Part of this might look like meeting people where they already are. This might involve tools like Altmetrics, to aggregate public comments and critiques of research, so that other researchers and reporters can easily put research into context. Or it might mean centralized review platforms and forums like PubPeer used more widely, to make it easy for people to start threads to comment or critique papers across platforms. Or a wider adoption of tools like Statcheck to detect statistical errors and AI to detect image duplication and manipulation in published research.

But peer review is a continuous process, not different from the way science is created more generally, where research builds on previous work, strengthening or critiquing ideas and theories.

Reviews are a highly valuable type of research output in their own right. They don’t just improve the research that they are directed at, but they put research into context for news reporters, policymakers, the public, and other researchers too. Peer review is not just a practice for journals to try to protect their reputations from criticism.
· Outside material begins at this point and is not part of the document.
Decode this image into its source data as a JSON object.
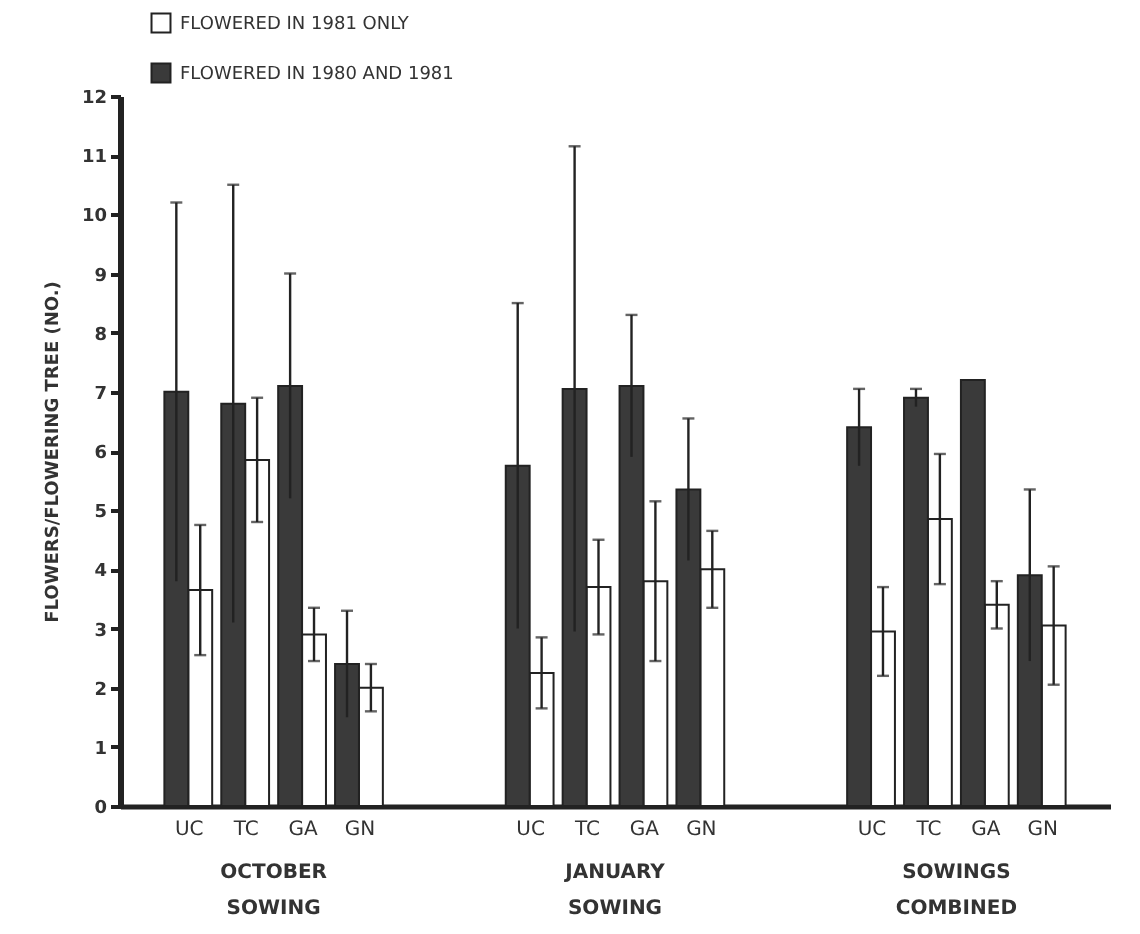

It’s a substantial part of the practice of science; the way we understand research, particularly from fields outside our own expertise.

So the future is not just about using new tools and platforms for peer review; it’s about academia and industry investing in it wholesale by building institutions and teams to produce it and take the process forward.

They can undertake various aspects of this work – whether it’s code reviewing, image sleuthing, Red Teaming, or the many other aspects of review work that are needed today and might be important in the future. And they can learn from practice, so they can continue to create new tools and platforms to automate routine parts of review work to be done better and faster, run experiments to understand which practices work best, and propagate them further.

The possibilities are vast and unpredictable because the ways that we produce science and share it are evolving too. The best tools and incentives to review science are waiting to be discovered, created and adapted – and by investing in new teams and institutions, it’s time to set the scene to build them.

Outdated forms of peer review create bottlenecks that slow science. But in a world where research can now circulate rapidly on the Internet, we need to develop new ways to do science in public.